People might think that the newer programming languages are always going to be more complicated and more advanced, given the typical trajectory of technological progress and the trend towards the fact that more complex systems are also usually proportionately more complex to learn in the first place. However, a lot of the early programming languages are full of bugs and problems. They were made with less technological input than many of the more modern programming languages, for starters.
They were also made by people who weren’t able to build on all of the experience of others, since they were the ones who were really founding the field to begin with, so they were working out the bugs literally and figuratively. People today have their experience to build on, and they have their own experience to build on, so it isn’t surprising that many of the more recent programming languages are just going to be that much more functional.
I always tell all young programmers that they’re lucky that they didn’t have to grind through a lot of the older systems, especially not in a world where computer programmers were impossibly geeky and mysterious.
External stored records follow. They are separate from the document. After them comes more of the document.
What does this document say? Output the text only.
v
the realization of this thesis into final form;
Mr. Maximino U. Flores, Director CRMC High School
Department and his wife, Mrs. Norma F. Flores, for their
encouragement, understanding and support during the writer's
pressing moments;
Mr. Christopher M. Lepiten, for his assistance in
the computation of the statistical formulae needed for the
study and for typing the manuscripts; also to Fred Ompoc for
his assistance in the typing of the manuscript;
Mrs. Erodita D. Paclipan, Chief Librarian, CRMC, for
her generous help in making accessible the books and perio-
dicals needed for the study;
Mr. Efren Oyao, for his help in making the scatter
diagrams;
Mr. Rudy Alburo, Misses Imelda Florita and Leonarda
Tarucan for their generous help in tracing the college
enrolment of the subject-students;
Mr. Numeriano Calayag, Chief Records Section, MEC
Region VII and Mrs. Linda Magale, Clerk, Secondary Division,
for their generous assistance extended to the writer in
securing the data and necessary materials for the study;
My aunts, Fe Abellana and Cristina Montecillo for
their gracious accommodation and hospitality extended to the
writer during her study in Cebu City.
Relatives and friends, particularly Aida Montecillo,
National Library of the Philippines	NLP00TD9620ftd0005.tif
We’re a lot more mainstream today, and being considered geeky is a good thing today anyway.
However, a lot of young programmers today are going to be telling the programmers of the 2030s or the 2040s about how lucky they have it, when computers are going to be partly programming themselves, or maybe largely programming themselves. A lot of us are still doing everything manually today in a way that might be obsolete in the future. I honestly hope that our approach is going to be antiquated, because I just don’t like the idea of technologically enhanced people in the late twenty-first century still working through endless lines of code looking for errors. I guess I’m one of those older people who wants something better for the new generation rather than wishing that they could suffer as much as I did, and I really hope coding becomes just as easy as expected.